Technology & Recruitment
Change brings both opportunity and challenge; and the I.T. landscape is no different for recruitment.
It’s often a job in itself just to keep up with the latest changes in technology as things seem to move forward at lightening pace.
I am however fortunate in that, for the most part, I believe change is good; but I guess I would with a passion for recruitment.
For me, change brings both opportunity and challenge; and the I.T. landscape is no different. Excellent processes and technology can give any business a competitive advantage, but it’s important to remember to be useful, technology has to solve a problem, not create one.
Mary Kay Ash famously said “A company is only as good as the people it keeps“. It’s a quote I believe to be true and being able to cast your net wider than ever before through online job boards, digital marketing and social networks certainly helps recruiters to find more candidates, but job seekers beware, this can also make us more selective!

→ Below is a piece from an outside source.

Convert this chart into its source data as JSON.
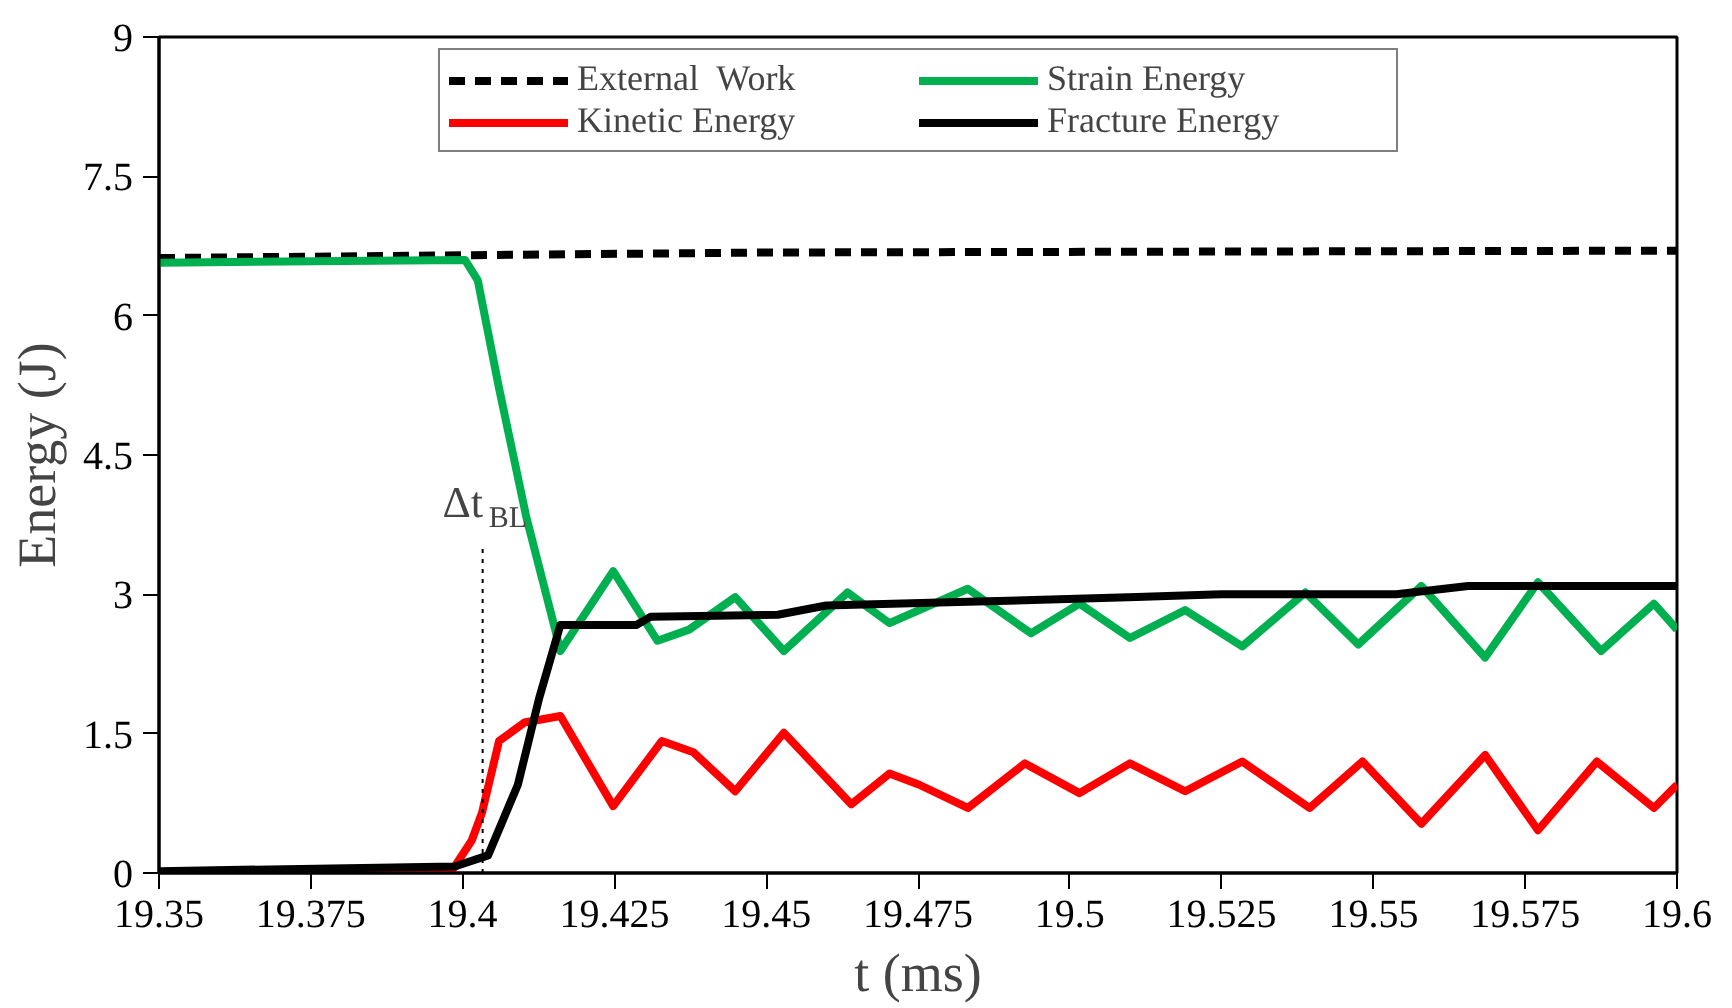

Social media is undeniably a useful way to engage and share opportunities with job seekers, but would I say it’s a better platform to advertise vacancies on rather than dedicated online job boards? Not for the kind of roles I recruit, even taking into account the additional costs.
LinkedIn is still the stand-out social network for recruitment. It has always been clear in its intention to support rather than replace the industry, but when it launched in 2003 it was seen by many as the end for recruitment as we knew it.
Of course good recruiters simply use the technology to their advantage, recognising that there still must be a strong focus on people, personalities and culture fit if you want to employ the right person.
With Facebook testing pay-to-contact messaging and reportedly working on an official job board, it will be interesting to see if the world’s most popular social network is yet to transform the recruitment space; although you do feel there would have to be a significant shift in the type of content many users post if Facebook is to genuinely become the first port of call for employers.
The ease of mobile access to video conferencing through Skype and FaceTime has increased the number of ways recruiters can conveniently ‘meet’ with job seekers. Alongside online testing and assessments they can be particularly helpful in the early stages of recruiting, especially if you have someone looking to relocate.
One of the most important developments in recent years has come with the wide range of database and applicant tracking technology that is now on the market.
The choice is huge, but the productivity gains achieved if you fully embed the right one across your organisation are even bigger.
Most systems have the ability to hold a candidate database at the centre of a range of integrated software packages, parsing CVs and automating administration processes that would have previously taken up precious time.
The future seems to be where these databases no longer simply hold CVs and track emails, but instead delve much deeper. They now ensure social engagement is collated and advertising with online job boards is simplified. They’re fully integrated with websites and as a result add a whole new layer of useful data and insight, all hosted securely in the cloud so the information can be accessed at anytime from anywhere.
I think it’s fair to say I’m usually more ‘early majority’ than ‘innovator’ when it comes to technology, but I think it’s an exciting time when some of the best digital minds are turning their attention to recruitment to see if they can capture its human element and put it online.
Personally I don’t believe all the technology in the world will truly change the way we recruit, but the key is to try and keep on top of developments and use technology to make you more effective and efficient, even if, like me, that means stepping out of your comfort zone from time to time!